Gudwella blickte wieder zum Fenster hinaus und sagte auf einmal: „Ei, das ist doch schön, jetzt steigen aus den Gräbern die Funken auf.“

Rodam eilte, um zu sehen. Glühende Johanniswürmchen schwebten über den Hügeln. Gudwella lachte, daß sie durch ihren bildlichen Ausdruck den Ritter an’s Fenster gelockt habe. Der Jüngling, dem Mädchen einmal so nahe gekommen, wahrte seinen Vortheil, ohne jedoch im Geringsten an die Grenzschnur zu streifen.

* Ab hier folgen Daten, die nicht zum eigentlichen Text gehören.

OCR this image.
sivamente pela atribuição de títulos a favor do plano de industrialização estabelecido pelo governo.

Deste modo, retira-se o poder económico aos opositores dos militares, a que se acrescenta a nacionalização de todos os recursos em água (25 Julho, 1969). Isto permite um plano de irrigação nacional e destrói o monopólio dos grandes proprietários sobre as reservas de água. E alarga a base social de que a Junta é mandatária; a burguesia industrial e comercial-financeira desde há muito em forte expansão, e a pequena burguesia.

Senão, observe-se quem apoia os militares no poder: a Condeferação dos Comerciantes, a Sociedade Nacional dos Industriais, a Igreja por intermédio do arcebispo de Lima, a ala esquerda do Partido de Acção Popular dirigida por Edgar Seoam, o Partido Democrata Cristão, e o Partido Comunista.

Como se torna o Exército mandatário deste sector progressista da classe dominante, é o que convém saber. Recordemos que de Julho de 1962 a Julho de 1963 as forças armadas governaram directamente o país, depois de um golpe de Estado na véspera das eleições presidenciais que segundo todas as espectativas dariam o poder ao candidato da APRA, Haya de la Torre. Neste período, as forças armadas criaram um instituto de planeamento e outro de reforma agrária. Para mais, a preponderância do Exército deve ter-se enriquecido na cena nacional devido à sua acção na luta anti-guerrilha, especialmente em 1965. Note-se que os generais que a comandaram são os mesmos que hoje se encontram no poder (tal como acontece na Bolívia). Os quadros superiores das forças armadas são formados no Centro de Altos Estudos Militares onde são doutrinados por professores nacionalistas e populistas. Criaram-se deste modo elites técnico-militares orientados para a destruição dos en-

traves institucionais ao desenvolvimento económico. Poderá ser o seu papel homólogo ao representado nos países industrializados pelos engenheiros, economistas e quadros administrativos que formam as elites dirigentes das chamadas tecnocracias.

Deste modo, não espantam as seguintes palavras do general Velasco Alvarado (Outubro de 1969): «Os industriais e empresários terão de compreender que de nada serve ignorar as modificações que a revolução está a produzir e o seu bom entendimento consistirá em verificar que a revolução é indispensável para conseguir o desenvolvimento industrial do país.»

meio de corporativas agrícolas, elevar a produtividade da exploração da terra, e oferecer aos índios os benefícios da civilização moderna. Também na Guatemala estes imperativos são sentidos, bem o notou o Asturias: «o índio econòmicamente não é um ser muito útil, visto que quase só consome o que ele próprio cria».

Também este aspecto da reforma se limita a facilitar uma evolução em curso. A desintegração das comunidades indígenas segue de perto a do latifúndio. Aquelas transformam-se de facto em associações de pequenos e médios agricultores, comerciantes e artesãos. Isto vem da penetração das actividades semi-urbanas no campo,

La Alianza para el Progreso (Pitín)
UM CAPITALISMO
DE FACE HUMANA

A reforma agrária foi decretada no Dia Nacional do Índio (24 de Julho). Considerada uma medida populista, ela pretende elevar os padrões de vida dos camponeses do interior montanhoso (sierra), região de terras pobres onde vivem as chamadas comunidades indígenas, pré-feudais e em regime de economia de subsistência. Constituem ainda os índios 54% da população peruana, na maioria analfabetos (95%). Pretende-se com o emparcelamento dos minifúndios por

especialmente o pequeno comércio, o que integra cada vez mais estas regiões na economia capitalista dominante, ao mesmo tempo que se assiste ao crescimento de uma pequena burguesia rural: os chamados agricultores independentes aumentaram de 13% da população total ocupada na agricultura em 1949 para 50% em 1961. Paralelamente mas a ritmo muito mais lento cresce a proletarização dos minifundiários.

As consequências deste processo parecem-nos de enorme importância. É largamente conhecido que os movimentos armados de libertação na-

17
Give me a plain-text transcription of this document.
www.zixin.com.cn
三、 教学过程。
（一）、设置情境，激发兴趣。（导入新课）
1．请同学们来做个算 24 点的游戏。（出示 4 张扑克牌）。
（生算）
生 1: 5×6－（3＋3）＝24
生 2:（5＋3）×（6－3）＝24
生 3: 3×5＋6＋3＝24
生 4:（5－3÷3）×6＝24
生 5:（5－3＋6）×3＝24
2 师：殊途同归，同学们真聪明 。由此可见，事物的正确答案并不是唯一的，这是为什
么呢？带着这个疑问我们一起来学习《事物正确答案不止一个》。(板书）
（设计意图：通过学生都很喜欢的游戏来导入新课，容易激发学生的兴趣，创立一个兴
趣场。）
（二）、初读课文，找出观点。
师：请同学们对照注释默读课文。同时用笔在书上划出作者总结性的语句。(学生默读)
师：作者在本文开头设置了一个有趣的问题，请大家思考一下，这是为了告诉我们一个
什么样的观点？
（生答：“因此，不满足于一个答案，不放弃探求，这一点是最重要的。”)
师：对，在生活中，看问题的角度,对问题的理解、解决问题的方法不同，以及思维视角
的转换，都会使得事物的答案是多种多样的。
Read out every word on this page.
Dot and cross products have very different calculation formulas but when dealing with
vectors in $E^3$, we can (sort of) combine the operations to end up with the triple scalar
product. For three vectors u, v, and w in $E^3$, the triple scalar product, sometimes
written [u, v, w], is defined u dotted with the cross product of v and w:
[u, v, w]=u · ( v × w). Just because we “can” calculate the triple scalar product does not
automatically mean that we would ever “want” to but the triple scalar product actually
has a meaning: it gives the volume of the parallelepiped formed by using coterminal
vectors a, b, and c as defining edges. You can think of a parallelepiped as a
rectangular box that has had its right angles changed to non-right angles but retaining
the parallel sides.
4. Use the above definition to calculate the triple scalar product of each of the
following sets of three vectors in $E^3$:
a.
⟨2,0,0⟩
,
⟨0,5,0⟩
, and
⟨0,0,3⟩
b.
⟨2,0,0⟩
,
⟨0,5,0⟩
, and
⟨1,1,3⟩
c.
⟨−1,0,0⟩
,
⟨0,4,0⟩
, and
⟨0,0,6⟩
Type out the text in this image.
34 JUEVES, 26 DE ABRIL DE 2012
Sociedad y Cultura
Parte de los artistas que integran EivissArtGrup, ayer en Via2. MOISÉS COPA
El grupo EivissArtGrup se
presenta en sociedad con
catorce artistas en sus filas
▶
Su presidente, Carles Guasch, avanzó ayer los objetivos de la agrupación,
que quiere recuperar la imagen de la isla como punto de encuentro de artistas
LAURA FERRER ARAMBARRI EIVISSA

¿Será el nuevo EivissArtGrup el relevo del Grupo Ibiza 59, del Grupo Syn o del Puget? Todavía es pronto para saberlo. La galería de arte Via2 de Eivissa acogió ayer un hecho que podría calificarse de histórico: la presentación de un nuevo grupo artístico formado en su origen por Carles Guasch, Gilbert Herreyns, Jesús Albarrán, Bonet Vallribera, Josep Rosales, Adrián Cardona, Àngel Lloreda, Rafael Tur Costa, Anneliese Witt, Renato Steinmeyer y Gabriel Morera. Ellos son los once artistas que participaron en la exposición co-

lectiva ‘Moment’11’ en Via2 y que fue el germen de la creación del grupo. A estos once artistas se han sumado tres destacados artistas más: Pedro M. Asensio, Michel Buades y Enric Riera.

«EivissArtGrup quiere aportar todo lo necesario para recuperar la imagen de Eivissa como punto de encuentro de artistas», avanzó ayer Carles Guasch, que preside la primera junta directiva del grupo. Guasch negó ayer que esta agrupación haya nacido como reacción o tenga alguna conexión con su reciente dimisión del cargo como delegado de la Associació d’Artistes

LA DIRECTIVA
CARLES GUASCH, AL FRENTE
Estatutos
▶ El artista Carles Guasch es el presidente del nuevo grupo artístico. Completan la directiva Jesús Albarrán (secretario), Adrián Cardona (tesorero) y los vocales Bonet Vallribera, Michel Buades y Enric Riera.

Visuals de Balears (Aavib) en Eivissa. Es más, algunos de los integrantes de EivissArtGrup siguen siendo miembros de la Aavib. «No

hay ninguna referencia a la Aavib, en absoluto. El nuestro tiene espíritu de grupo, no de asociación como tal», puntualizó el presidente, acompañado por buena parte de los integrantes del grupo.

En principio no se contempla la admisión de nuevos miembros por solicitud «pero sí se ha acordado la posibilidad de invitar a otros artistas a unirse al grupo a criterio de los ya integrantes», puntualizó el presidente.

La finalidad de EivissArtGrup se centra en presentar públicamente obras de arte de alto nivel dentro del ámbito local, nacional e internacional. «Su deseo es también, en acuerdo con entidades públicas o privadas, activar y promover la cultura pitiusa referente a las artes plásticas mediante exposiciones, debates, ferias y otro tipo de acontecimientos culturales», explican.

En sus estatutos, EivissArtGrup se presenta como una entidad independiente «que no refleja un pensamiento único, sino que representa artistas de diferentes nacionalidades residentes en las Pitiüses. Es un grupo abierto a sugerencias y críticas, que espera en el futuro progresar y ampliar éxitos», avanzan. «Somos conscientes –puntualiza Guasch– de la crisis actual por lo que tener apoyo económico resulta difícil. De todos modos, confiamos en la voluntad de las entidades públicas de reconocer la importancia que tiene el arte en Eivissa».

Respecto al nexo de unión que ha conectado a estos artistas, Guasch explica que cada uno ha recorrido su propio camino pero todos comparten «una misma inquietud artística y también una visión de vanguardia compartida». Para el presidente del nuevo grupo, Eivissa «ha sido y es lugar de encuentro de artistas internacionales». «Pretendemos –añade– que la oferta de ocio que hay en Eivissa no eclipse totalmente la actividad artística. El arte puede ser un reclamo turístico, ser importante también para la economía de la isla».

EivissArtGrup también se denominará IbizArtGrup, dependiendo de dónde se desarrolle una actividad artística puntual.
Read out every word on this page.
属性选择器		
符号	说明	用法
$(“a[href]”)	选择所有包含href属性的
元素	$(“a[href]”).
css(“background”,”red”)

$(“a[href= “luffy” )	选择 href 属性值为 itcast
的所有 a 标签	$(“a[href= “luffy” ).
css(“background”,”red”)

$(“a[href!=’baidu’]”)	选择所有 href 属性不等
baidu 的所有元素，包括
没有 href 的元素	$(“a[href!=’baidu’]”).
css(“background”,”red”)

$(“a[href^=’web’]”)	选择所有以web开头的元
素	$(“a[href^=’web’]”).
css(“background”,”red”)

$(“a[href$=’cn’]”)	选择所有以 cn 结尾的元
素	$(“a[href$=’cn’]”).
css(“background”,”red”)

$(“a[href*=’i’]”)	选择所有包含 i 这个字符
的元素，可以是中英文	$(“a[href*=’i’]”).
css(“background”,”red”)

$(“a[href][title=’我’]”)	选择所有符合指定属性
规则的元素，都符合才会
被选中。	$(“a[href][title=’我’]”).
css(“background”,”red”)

Das Mädchen hub an zu schwätzen, erzählte vom Walde, vom heimatlichen Hofe, mischte allerlei kleine Schwänke darunter; dann aber begann es auch an den jungen Rittersmann in recht zierlicher Art unterschiedliche Fragen zu stellen, die er mit Freundlichkeit und Minne beantwortete. Dann sagte sie, wie ihm doch das schwarze, weite Wamms mit den hellrothen Schlitzen über der Brust so gut lasse, aber die obere Schleife, achte sie, müsse er etwas knapper ziehen. Rodam stellte sich an die Schnur und sagte: „Jungfrau Gudwella, ich kann es mit meinen Augen nicht sehen, wie mir die Schleife am Halse steht; ich bitt’ Euch daher, daß Ihr mir sie nach Eurem Ermessen zurechtrücken wolltet.“

Da hob das Mädchen die zarten Hände bis gegen das Kinn seines jungen Hüters, zog die Sammtschleife knapper, ließ sie wieder locker, daß der weiße schlanke Hals ein wenig herauslugte, und band sie dann um so fester und enger zusammen. Rodam versäumte nicht den Augenblick, als nach vollbrachtem Werke die Händchen sanken, um dieselben mit den seinen aufzufangen und minniglich zu küssen. – Dabei nun strich er freilich ein wenig an die Schnur, daß dieselbe bis an ihre Enden hin erzitterte.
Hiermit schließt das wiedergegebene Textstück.